Hit Me With Your Best…Parenting Book
Thursday, February 2nd, 2012Today I’m stuck home with a busted car and a baby trying to bust some new teeth through her poor swollen gums and I feel like busting out the vodka to go in my third cup of coffee.
(The car people just called. They think the huge electrical freakout happening to my minivan has been caused by…coins. In my radio. One guess who’s responsible. I…have no words.)
The upside to being home is I don’t have to fight with the toddler. Because the fighting? Is driving me insane. And the not listening. And the running away. And the tantrums. I spend too many hours a day with all my muscles tensed in anticipation of the fight I know is coming any second. I am exhausted before he even DOES anything wrong. My current methods of dealing with the poor behavior are time outs he doesn’t care about, making idle threats, hissing through my teeth, counting to three and then counting to three again and then counting to three again, picking him up and dragging him out of Target, ignoring while I die of shame and bribery.
I’m not even going to pretend I know what I’m doing anymore.

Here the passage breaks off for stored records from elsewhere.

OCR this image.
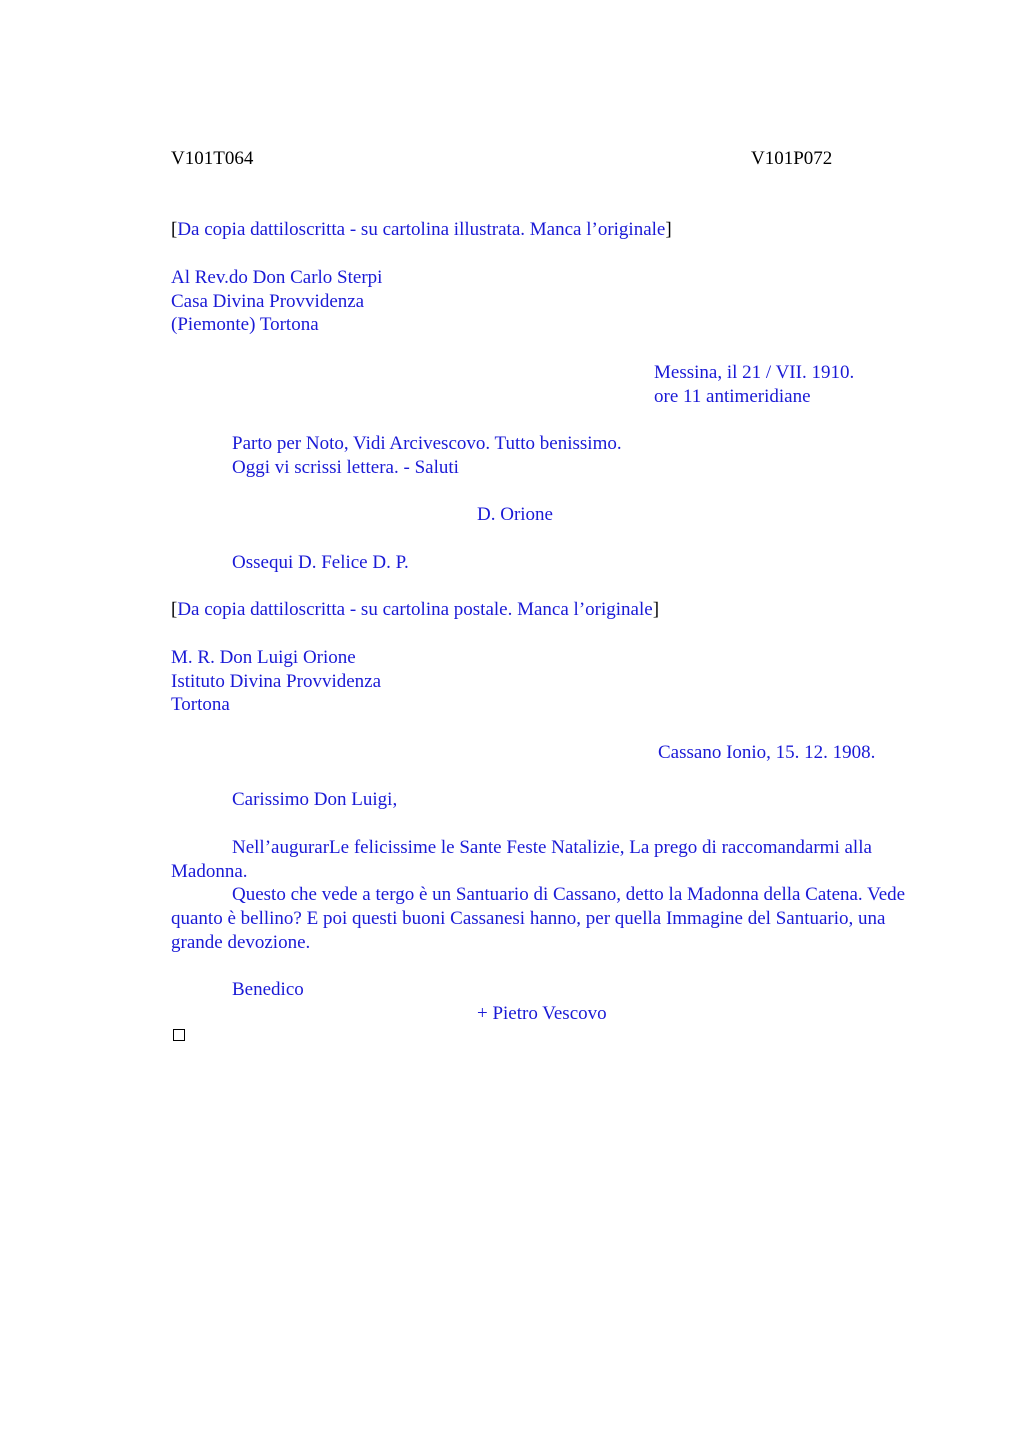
V101T064	V101P072
[Da copia dattiloscritta - su cartolina illustrata. Manca l’originale]
Al Rev.do Don Carlo Sterpi
Casa Divina Provvidenza
(Piemonte) Tortona
Messina, il 21 / VII. 1910.
ore 11 antimeridiane
Parto per Noto, Vidi Arcivescovo. Tutto benissimo.
Oggi vi scrissi lettera. - Saluti
D. Orione
Ossequi D. Felice D. P.
[Da copia dattiloscritta - su cartolina postale. Manca l’originale]
M. R. Don Luigi Orione
Istituto Divina Provvidenza
Tortona
Cassano Ionio, 15. 12. 1908.
Carissimo Don Luigi,
Nell’augurarLe felicissime le Sante Feste Natalizie, La prego di raccomandarmi alla Madonna.
Questo che vede a tergo è un Santuario di Cassano, detto la Madonna della Catena. Vede quanto è bellino? E poi questi buoni Cassanesi hanno, per quella Immagine del Santuario, una grande devozione.
Benedico
+ Pietro Vescovo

Since I seem to have lost my copy of How Exactly To Parent Your Child So They Always Act Perfectly But Don’t End Up Needing Therapy (I’ve heard people from certain internet message boards get a copy right after they give birth)(Or maybe the childless people are hoarding all the copies – based on their internet comments they certainly THINK they know everything), I think it’s time to put my Amazon Prime membership to use and order up a big stack of parenting books. I am open to suggestions. All suggestions. YOUR suggestions.
So far I’ve got “Unconditional Parenting” – recommended by my friend Robyn – on the crunchy, hippie, new-agey end. And I don’t plan to send Evan out back to cut his own switch, so I won’t need Grandpa’s imaginary book “This Is Going To Hurt Me More Than It Hurts You”. But I figure the more books I read the more likely I am to find something that sounds like a) I (we) can do it and b) might work on MY kid. Or maybe my brain will explode. But at this point that feeling inevitable.